Sono tante le domande che tutti ci siamo fatti in questo periodo per cercare di evitare il contagio da coronavirus. Alcune riguardano abitudini quotidiane come l'igiene in casa e personale. Il veicolo può risiedere nelle polveri sottili come alcuni studi stanno cercando di indagare?
E’ vero sono tante le domande che ci siamo fatti e ci facciamo su come evitare il contagio, e ciò in quanto ormai sui social e su internet si legge qualunque cosa e talvolta si crea confusione. Circa le polveri sottili che sarebbero il veicolo del virus a noi non sembra che esistano evidenze scientifiche su tale tematica. I virus per vivere hanno bisogno di substrati viventi.
Quali accorgimenti fondamentali dobbiamo ancora tenere bene a mente e rispettare per contribuire in modo responsabile alla salvaguardia nostra e degli altri rispetto alla diffusione del virus?

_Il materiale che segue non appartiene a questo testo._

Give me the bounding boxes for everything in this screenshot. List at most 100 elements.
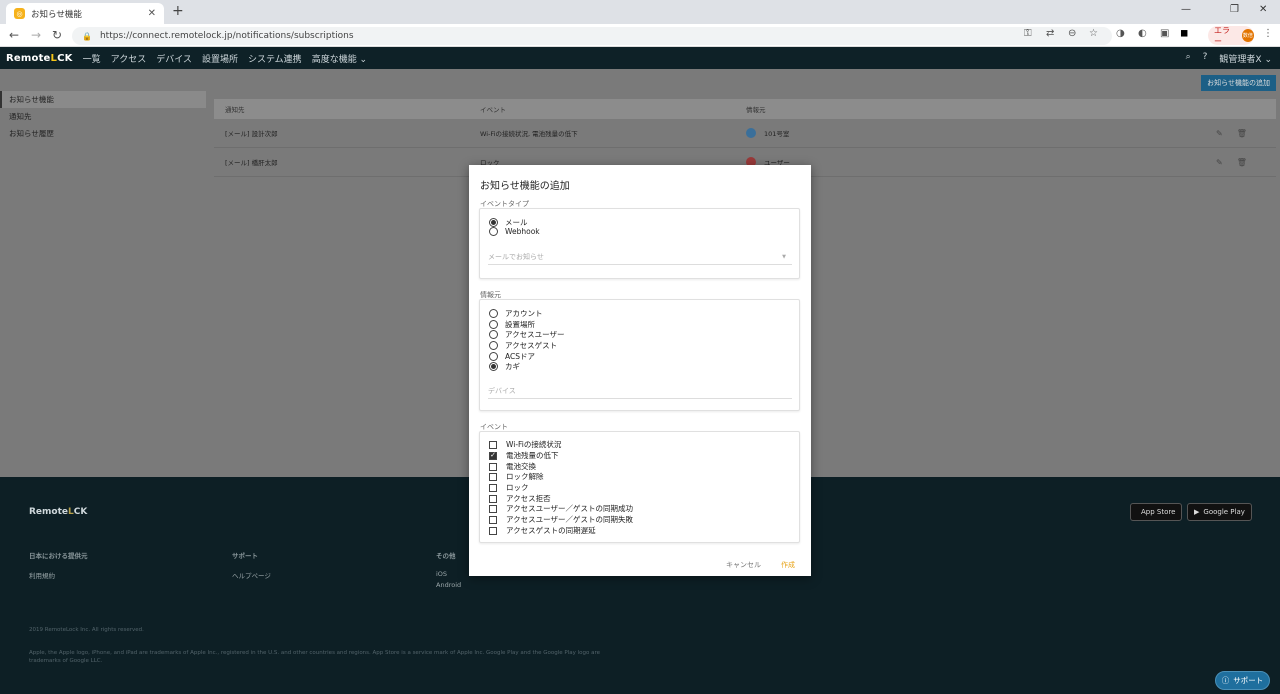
device-input[interactable]: デバイス — [488, 384, 792, 399]
source-text: 101号室 — [764, 130, 790, 138]
add-notification-button[interactable]: お知らせ機能の追加 — [1201, 75, 1276, 91]
sidebar-item-notifications[interactable]: お知らせ機能 — [0, 91, 206, 108]
help-icon[interactable]: ? — [1203, 52, 1208, 65]
cancel-button[interactable]: キャンセル — [726, 560, 761, 570]
translate-icon[interactable]: ⇄ — [1046, 28, 1054, 39]
radio-option-webhook[interactable]: Webhook — [489, 227, 540, 236]
logo-text: Remote — [29, 507, 69, 517]
checkbox[interactable] — [489, 494, 497, 503]
footer-link[interactable]: 利用規約 — [29, 570, 88, 580]
nav-item-advanced[interactable]: 高度な機能 ⌄ — [312, 52, 367, 65]
column-header: イベント — [480, 106, 506, 114]
forward-icon[interactable]: → — [31, 28, 41, 42]
reload-icon[interactable]: ↻ — [52, 28, 62, 42]
select-placeholder: メールでお知らせ — [488, 253, 544, 261]
extension-icon[interactable]: ◐ — [1138, 28, 1147, 39]
radio-button[interactable] — [489, 362, 498, 371]
checkbox[interactable] — [489, 504, 497, 513]
footer-link[interactable]: iOS — [436, 570, 461, 578]
checkbox[interactable] — [489, 472, 497, 481]
column-header: 情報元 — [746, 106, 766, 114]
option-label: アカウント — [505, 309, 543, 318]
delete-icon[interactable]: 🗑 — [1237, 129, 1247, 138]
radio-button[interactable] — [489, 218, 498, 227]
search-icon[interactable]: ⌕ — [1186, 52, 1191, 65]
checkbox-low-battery[interactable]: ✓ 電池残量の低下 — [489, 450, 559, 461]
google-play-badge[interactable]: ▶ Google Play — [1187, 503, 1252, 521]
browser-tab[interactable]: ◎ お知らせ機能 ✕ — [6, 3, 164, 24]
url-field[interactable]: 🔒 https://connect.remotelock.jp/notifica… — [72, 27, 1112, 45]
footer-link[interactable]: ヘルプページ — [232, 570, 271, 580]
email-select[interactable]: メールでお知らせ ▼ — [488, 250, 792, 265]
radio-option-account[interactable]: アカウント — [489, 308, 543, 319]
extension-icon[interactable]: ◑ — [1116, 28, 1125, 39]
checkbox-lock[interactable]: ロック — [489, 482, 529, 493]
bookmark-star-icon[interactable]: ☆ — [1089, 28, 1098, 39]
nav-item-devices[interactable]: デバイス — [156, 52, 192, 65]
new-tab-icon[interactable]: + — [172, 3, 184, 19]
checkbox-sync-failure[interactable]: アクセスユーザー／ゲストの同期失敗 — [489, 514, 633, 525]
radio-button[interactable] — [489, 227, 498, 236]
table-row[interactable]: [メール] 設計次郎 Wi-Fiの接続状況, 電池残量の低下 101号室 ✎ 🗑 — [214, 119, 1276, 148]
checkbox[interactable] — [489, 483, 497, 492]
nav-item-integrations[interactable]: システム連携 — [248, 52, 302, 65]
radio-button[interactable] — [489, 341, 498, 350]
edit-icon[interactable]: ✎ — [1216, 129, 1223, 138]
checkbox[interactable] — [489, 515, 497, 524]
tab-title: お知らせ機能 — [31, 9, 82, 20]
footer-link[interactable]: Android — [436, 581, 461, 589]
app-store-badge[interactable]: App Store — [1130, 503, 1183, 521]
checkbox[interactable] — [489, 462, 497, 471]
sidebar-item-history[interactable]: お知らせ履歴 — [0, 125, 206, 142]
option-label: Webhook — [505, 227, 540, 236]
menu-kebab-icon[interactable]: ⋮ — [1263, 28, 1273, 39]
radio-button[interactable] — [489, 330, 498, 339]
error-label: エラー — [1214, 25, 1230, 46]
nav-item-access[interactable]: アクセス — [111, 52, 147, 65]
address-bar-row: ← → ↻ 🔒 https://connect.remotelock.jp/no… — [0, 24, 1280, 47]
checkbox[interactable]: ✓ — [489, 451, 497, 460]
checkbox[interactable] — [489, 440, 497, 449]
key-icon[interactable]: ⚿ — [1024, 28, 1032, 39]
event-cell: Wi-Fiの接続状況, 電池残量の低下 — [480, 130, 578, 138]
delete-icon[interactable]: 🗑 — [1237, 158, 1247, 167]
radio-button[interactable] — [489, 309, 498, 318]
support-button[interactable]: ⓘ サポート — [1215, 671, 1270, 690]
radio-button[interactable] — [489, 320, 498, 329]
checkbox-wifi[interactable]: Wi-Fiの接続状況 — [489, 439, 561, 450]
avatar: 数倍 — [1241, 29, 1254, 42]
option-label: アクセスユーザー／ゲストの同期成功 — [506, 504, 633, 513]
create-button[interactable]: 作成 — [781, 560, 795, 570]
play-icon: ▶ — [1194, 508, 1200, 516]
zoom-icon[interactable]: ⊖ — [1068, 28, 1076, 39]
help-icon: ⓘ — [1221, 676, 1230, 685]
close-window-icon[interactable]: ✕ — [1259, 4, 1267, 15]
restore-icon[interactable]: ❐ — [1230, 4, 1239, 15]
sidebar-item-recipients[interactable]: 通知先 — [0, 108, 206, 125]
edit-icon[interactable]: ✎ — [1216, 158, 1223, 167]
nav-item-overview[interactable]: 一覧 — [83, 52, 101, 65]
radio-button[interactable] — [489, 352, 498, 361]
favicon-icon: ◎ — [14, 8, 25, 19]
minimize-icon[interactable]: — — [1181, 4, 1191, 15]
option-label: アクセスユーザー — [505, 330, 565, 339]
user-menu[interactable]: 観管理者X ⌄ — [1219, 52, 1272, 65]
profile-error-pill[interactable]: エラー 数倍 — [1208, 25, 1254, 46]
checkbox[interactable] — [489, 526, 497, 535]
checkbox-sync-success[interactable]: アクセスユーザー／ゲストの同期成功 — [489, 503, 633, 514]
extension-icon[interactable]: ▣ — [1160, 28, 1169, 39]
nav-item-locations[interactable]: 設置場所 — [202, 52, 238, 65]
checkbox-unlock[interactable]: ロック解除 — [489, 471, 544, 482]
lock-icon: 🔒 — [82, 31, 92, 41]
radio-option-key[interactable]: カギ — [489, 361, 520, 372]
url-text: https://connect.remotelock.jp/notificati… — [99, 31, 354, 41]
checkbox-sync-delay[interactable]: アクセスゲストの同期遅延 — [489, 525, 596, 536]
close-tab-icon[interactable]: ✕ — [148, 8, 156, 19]
extension-icon[interactable]: ◼ — [1180, 28, 1188, 39]
input-placeholder: デバイス — [488, 387, 516, 395]
radio-option-access-user[interactable]: アクセスユーザー — [489, 329, 564, 340]
legal-text: Apple, the Apple logo, iPhone, and iPad … — [29, 650, 601, 665]
back-icon[interactable]: ← — [9, 28, 19, 42]
remotelock-logo[interactable]: RemoteLCK — [6, 53, 73, 64]
radio-option-access-guest[interactable]: アクセスゲスト — [489, 340, 557, 351]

Le misure minime precauzionali che ormai abbiamo imparato bene e che le Istituzioni sanitarie non si stancano di ripetere: lavarsi spesso le mani con acqua e sapone o soluzione idroalcolica, evitare di toccarsi occhi, naso e bocca con le mani se non si sono appena lavate, mantenere la distanza di almeno un metro o usare la mascherina, usare la cd “etichetta della tosse” (coprirsi con un fazzoletto se si deve starnutire o tossire o farlo nella piega del gomito), non recarsi al pronto soccorso se si hanno sintomi febbrili o comunque influenzali e contattare il medico di medicina generale, pediatra o numeri di guardia medica o regionali.

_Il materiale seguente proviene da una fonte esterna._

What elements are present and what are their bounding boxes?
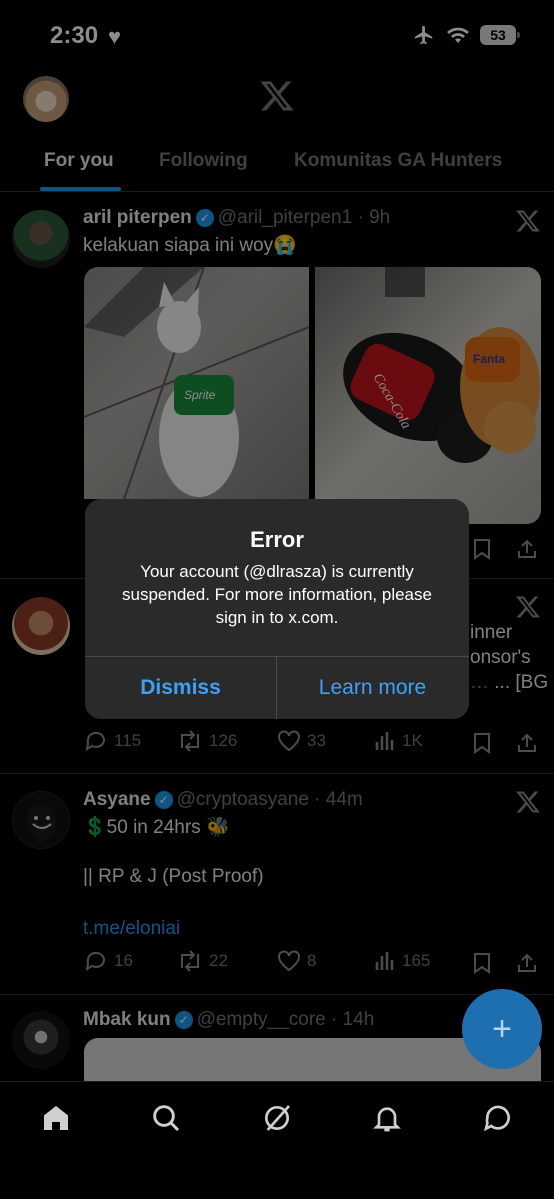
grok-icon[interactable] bbox=[261, 1102, 293, 1134]
compose-button[interactable]: + bbox=[462, 989, 542, 1069]
plus-icon: + bbox=[492, 1009, 512, 1048]
messages-icon[interactable] bbox=[482, 1102, 514, 1134]
dialog-title: Error bbox=[250, 527, 304, 552]
home-icon[interactable] bbox=[40, 1102, 72, 1134]
notifications-bell-icon[interactable] bbox=[371, 1102, 403, 1134]
error-dialog: Error Your account (@dlrasza) is current… bbox=[85, 499, 469, 719]
learn-more-button[interactable]: Learn more bbox=[277, 657, 468, 719]
search-icon[interactable] bbox=[150, 1102, 182, 1134]
bottom-navigation bbox=[0, 1081, 554, 1199]
dialog-message: Your account (@dlrasza) is currently sus… bbox=[122, 562, 432, 627]
dismiss-button[interactable]: Dismiss bbox=[85, 657, 276, 719]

Qual è stato il suo primo pensiero quando le è stata comunicata la decisione del Presidente della Repubblica Mattarella di conferire il 2 giugno un riconoscimento al team di medici e ricercatori dello Spallanzani in prima linea contro il Covid19?
Una grande emozione e quasi incredulità. Per noi è stato un grande onore essere il luogo scelto dalla più alta carica del Paese per ringraziare tutto il personale delle strutture sanitarie d’Italia – e non solo la nostra – per lo straordinario impegno e spirito di abnegazione dimostrato durante il periodo dell’emergenza, in alcuni casi fino al sacrificio estremo.
Quando e come usciremo dalla pandemia da coronavirus?
Non appena avremo disponibile un vaccino, su cui la maggior parte dei Paesi del mondo sta lavorando. Ed in questa sfida l’Italia non è seconda a nessuno e sta mettendo in campo le migliori forze che sinergicamente stanno alacremente lavorando per raggiungere questo risultato.